Let's ask again: what does the consensus say about the catastrophic global warming, points of no-return, and so forth? Again, it depends on whom you ask. The real scientists have always known that these catastrophic statements were almost certainly and universally bogus. But the more loud yet ignorant people you include into your ensemble, the more unreal picture you will get. If you include the journalists who are political activists at the same time, you will get pure junk.
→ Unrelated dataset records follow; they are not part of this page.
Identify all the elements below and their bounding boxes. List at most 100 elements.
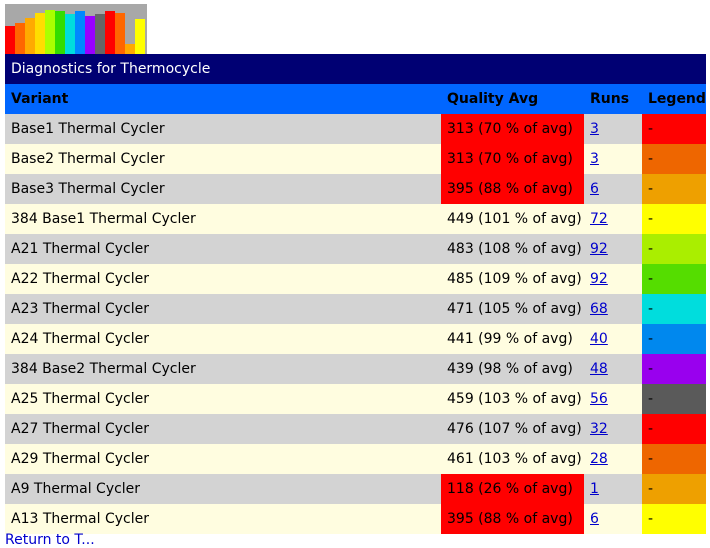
runs-link[interactable]: 3 [590,121,599,137]
variant-cell: 384 Base2 Thermal Cycler [5,354,441,384]
variant-cell: Base2 Thermal Cycler [5,144,441,174]
runs-cell: 40 [584,324,642,354]
logo-bar [85,16,95,54]
quality-avg-cell: 395 (88 % of avg) [441,504,584,534]
runs-cell: 3 [584,114,642,144]
legend-swatch: - [642,324,706,354]
runs-link[interactable]: 68 [590,301,608,317]
quality-avg-cell: 485 (109 % of avg) [441,264,584,294]
runs-link[interactable]: 48 [590,361,608,377]
return-link[interactable]: Return to T... [5,532,95,548]
variant-cell: A23 Thermal Cycler [5,294,441,324]
logo-bar [115,13,125,54]
runs-cell: 92 [584,264,642,294]
runs-link[interactable]: 92 [590,271,608,287]
table-row: A24 Thermal Cycler 441 (99 % of avg) 40 - [5,324,706,354]
runs-link[interactable]: 72 [590,211,608,227]
runs-cell: 6 [584,174,642,204]
logo-bar [55,11,65,54]
variant-cell: A29 Thermal Cycler [5,444,441,474]
runs-link[interactable]: 6 [590,181,599,197]
quality-avg-cell: 461 (103 % of avg) [441,444,584,474]
header-runs: Runs [584,84,642,114]
runs-link[interactable]: 92 [590,241,608,257]
variant-cell: Base1 Thermal Cycler [5,114,441,144]
legend-swatch: - [642,504,706,534]
quality-avg-cell: 118 (26 % of avg) [441,474,584,504]
runs-cell: 28 [584,444,642,474]
runs-cell: 3 [584,144,642,174]
logo-bar [5,26,15,54]
legend-swatch: - [642,474,706,504]
legend-swatch: - [642,294,706,324]
table-row: A29 Thermal Cycler 461 (103 % of avg) 28 - [5,444,706,474]
header-quality-avg: Quality Avg [441,84,584,114]
legend-swatch: - [642,264,706,294]
variant-cell: A13 Thermal Cycler [5,504,441,534]
variant-cell: Base3 Thermal Cycler [5,174,441,204]
table-row: Base3 Thermal Cycler 395 (88 % of avg) 6 - [5,174,706,204]
table-row: 384 Base2 Thermal Cycler 439 (98 % of avg… [5,354,706,384]
runs-cell: 56 [584,384,642,414]
runs-link[interactable]: 40 [590,331,608,347]
quality-avg-cell: 449 (101 % of avg) [441,204,584,234]
logo-bar [25,18,35,54]
logo-bar [135,19,145,54]
variant-cell: A9 Thermal Cycler [5,474,441,504]
runs-cell: 1 [584,474,642,504]
quality-avg-cell: 476 (107 % of avg) [441,414,584,444]
runs-link[interactable]: 3 [590,151,599,167]
runs-cell: 48 [584,354,642,384]
variant-cell: A21 Thermal Cycler [5,234,441,264]
quality-avg-cell: 471 (105 % of avg) [441,294,584,324]
logo-bar [45,10,55,54]
table-row: A27 Thermal Cycler 476 (107 % of avg) 32 - [5,414,706,444]
logo [5,4,147,54]
table-row: A21 Thermal Cycler 483 (108 % of avg) 92 - [5,234,706,264]
logo-bar [35,13,45,54]
runs-link[interactable]: 56 [590,391,608,407]
header-legend: Legend [642,84,706,114]
legend-swatch: - [642,354,706,384]
runs-link[interactable]: 6 [590,511,599,527]
table-row: A23 Thermal Cycler 471 (105 % of avg) 68 - [5,294,706,324]
table-row: Base1 Thermal Cycler 313 (70 % of avg) 3 - [5,114,706,144]
runs-cell: 72 [584,204,642,234]
legend-swatch: - [642,234,706,264]
page-title: Diagnostics for Thermocycle [5,54,706,84]
legend-swatch: - [642,114,706,144]
logo-bar [95,14,105,54]
runs-link[interactable]: 32 [590,421,608,437]
logo-bar [75,11,85,54]
runs-cell: 92 [584,234,642,264]
table-header-row: Variant Quality Avg Runs Legend [5,84,706,114]
runs-link[interactable]: 1 [590,481,599,497]
table-row: Base2 Thermal Cycler 313 (70 % of avg) 3 - [5,144,706,174]
table-row: A25 Thermal Cycler 459 (103 % of avg) 56 - [5,384,706,414]
runs-cell: 32 [584,414,642,444]
logo-bar [125,44,135,54]
legend-swatch: - [642,144,706,174]
runs-cell: 6 [584,504,642,534]
table-row: A9 Thermal Cycler 118 (26 % of avg) 1 - [5,474,706,504]
quality-avg-cell: 439 (98 % of avg) [441,354,584,384]
table-row: A13 Thermal Cycler 395 (88 % of avg) 6 - [5,504,706,534]
runs-cell: 68 [584,294,642,324]
quality-avg-cell: 395 (88 % of avg) [441,174,584,204]
table-row: A22 Thermal Cycler 485 (109 % of avg) 92 - [5,264,706,294]
quality-avg-cell: 441 (99 % of avg) [441,324,584,354]
legend-swatch: - [642,384,706,414]
logo-bar [65,14,75,54]
logo-bar [15,23,25,54]
variant-cell: A25 Thermal Cycler [5,384,441,414]
legend-swatch: - [642,414,706,444]
legend-swatch: - [642,204,706,234]
variant-cell: 384 Base1 Thermal Cycler [5,204,441,234]
legend-swatch: - [642,444,706,474]
legend-swatch: - [642,174,706,204]
diagnostics-table: Variant Quality Avg Runs Legend Base1 Th… [5,84,706,534]
runs-link[interactable]: 28 [590,451,608,467]
variant-cell: A24 Thermal Cycler [5,324,441,354]
quality-avg-cell: 459 (103 % of avg) [441,384,584,414]
table-row: 384 Base1 Thermal Cycler 449 (101 % of av… [5,204,706,234]
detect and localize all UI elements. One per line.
It is not hard to show that most journalists who passionately write about this issue argue that virtually all scientists agree about a catastrophe behind the corner. Every day you get dozens if not hundreds of such articles. For example, David Swanson wrote this week:

  • Unbeknownst to many Americans, there is overwhelming consensus among scientists that we are very close to reaching a point of no turning back on global warming, which is caused by the burning of fossil fuels. We are approaching a point at which all of the following will become unavoidable: massive desertification, rising sea level, explosive growth of insect populations, widespread habitat destruction, mass extinctions, mass migrations (including of humans), the disappearance of sea life, and in all likelihood wars over drinking water that will make the wars over oil look civilized. These changes are likely to lead to human disease, starvation, and death on a scale that will dwarf the current reality, much less what Americans are currently able to imagine. The desperation and suffering involved, combined with the too-late awareness of the planet's fate, will almost certainly bring about a blossoming of religious and magical thinking that will make current American evangelists look reasonable. ...

You can read 10 times more of this concentrated crap - that was nevertheless reprinted at 10+ different places - if you wish. If you think about all these subtle differences, the conclusion is clear: the more silly and politicized outsiders and journalists you include, the more powerful "consensus" about all kinds of "catastrophes" and "urgent actions that are needed" and all this nonsense you will get. But this consensus will have nothing to do with science because consensus has never anything to do with science.

And that's the memo.

P.S.: If someone complained that I only quoted David Swanson, an irrelevant outsider, it is easy to find catastrophic articles of RealClimate.ORG itself. For example, here they praise an atrocious article of Pulitzer-winning Kristof on the "apocalypse" that was expected to occur because of exploding methane concentrations. Needless to say, methane concentrations went down in 2006.

If you include the comments of the readers, 332 articles at RealClimate.ORG contain the word "catastrophic". The word "fluctuations" only appears in 93 articles. Don't you think that a scientific source dedicated to the climate science should be closer to the opposite ratio of the words "catastrophic" and "fluctuation"?